Names Instead of Numbers, a rare Holocaust exhibit, features floor-to-ceiling banners depicting biographies of Holocaust victims.

Bringing Names Instead of Numbers to the Winnipeg church was a joint effort between the Ridd Institute at the University of Winnipeg and Westminster United Church, but one woman in particular tried hard to get it here.

Belle Millo, the organizer of the exhibition, has a deep connection to that part of history.

"My father was an incredibly strong person. I always say he was my hero, considering everything he suffered through," Millo said.

Millo's father Samuel Jarniewski spent six years in concentration camps during the Holocaust before ending up in Dachau Concentration Camp just outside of Munich, Germany.

"He lived in intolerable conditions.
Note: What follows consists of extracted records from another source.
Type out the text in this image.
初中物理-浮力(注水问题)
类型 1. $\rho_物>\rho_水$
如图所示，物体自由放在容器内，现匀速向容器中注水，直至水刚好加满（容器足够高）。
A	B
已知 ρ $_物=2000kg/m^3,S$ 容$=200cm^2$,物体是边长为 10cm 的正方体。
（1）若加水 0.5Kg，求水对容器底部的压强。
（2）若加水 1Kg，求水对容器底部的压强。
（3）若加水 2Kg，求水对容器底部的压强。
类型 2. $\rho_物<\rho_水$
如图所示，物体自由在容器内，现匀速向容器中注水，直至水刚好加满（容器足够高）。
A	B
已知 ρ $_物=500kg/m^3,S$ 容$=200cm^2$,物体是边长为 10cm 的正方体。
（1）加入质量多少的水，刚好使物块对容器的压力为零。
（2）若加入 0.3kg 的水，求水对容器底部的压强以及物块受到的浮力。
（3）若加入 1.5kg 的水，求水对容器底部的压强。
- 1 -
At some point he knew all of his family had been killed including his wife and child, who were sent to the gas chamber," said Millo.

Samuel passed away nearly three decades ago after arriving in Canada in 1948.

Now, thanks to Millo, the exhibition that aims to tell the stories of Holocaust victims like Samuel, has found its way to Winnipeg. Names Instead of Numbers has traveled across the world telling personal stories of survivors through words, pictures and names.

Samuel's story is not unlike that of Reverend Geza Szemok's grandmother. Szemok, who is a reverend at Westminster church, said though his grandmother was Roman Catholic, she was nearly sent to Auschwitz.

"She was a maid and worked for a Jewish family," Szemok said. "When the family was taken to a temporary concentration camp, my grandmother took them food everyday, but she was caught."

Both Szemok and Millo hope the exhibition and its stories will help drive home the message that the Holocaust affected people from a multitude of backgrounds.

"Our survivors are slowly slipping away from us," said Millo.

"We remember them. We grieve them. We don't want to forget them," said Szemok.

The showing marks the first time the exhibit has been shown at a Canadian church, and it features both Jewish and Christian victims of the Holocaust. The exhibit was first displayed at the Dachau Concentration Camp Memorial Site in Germany.

The exhibit begins at 7 p.m. March 18 and runs until April 15.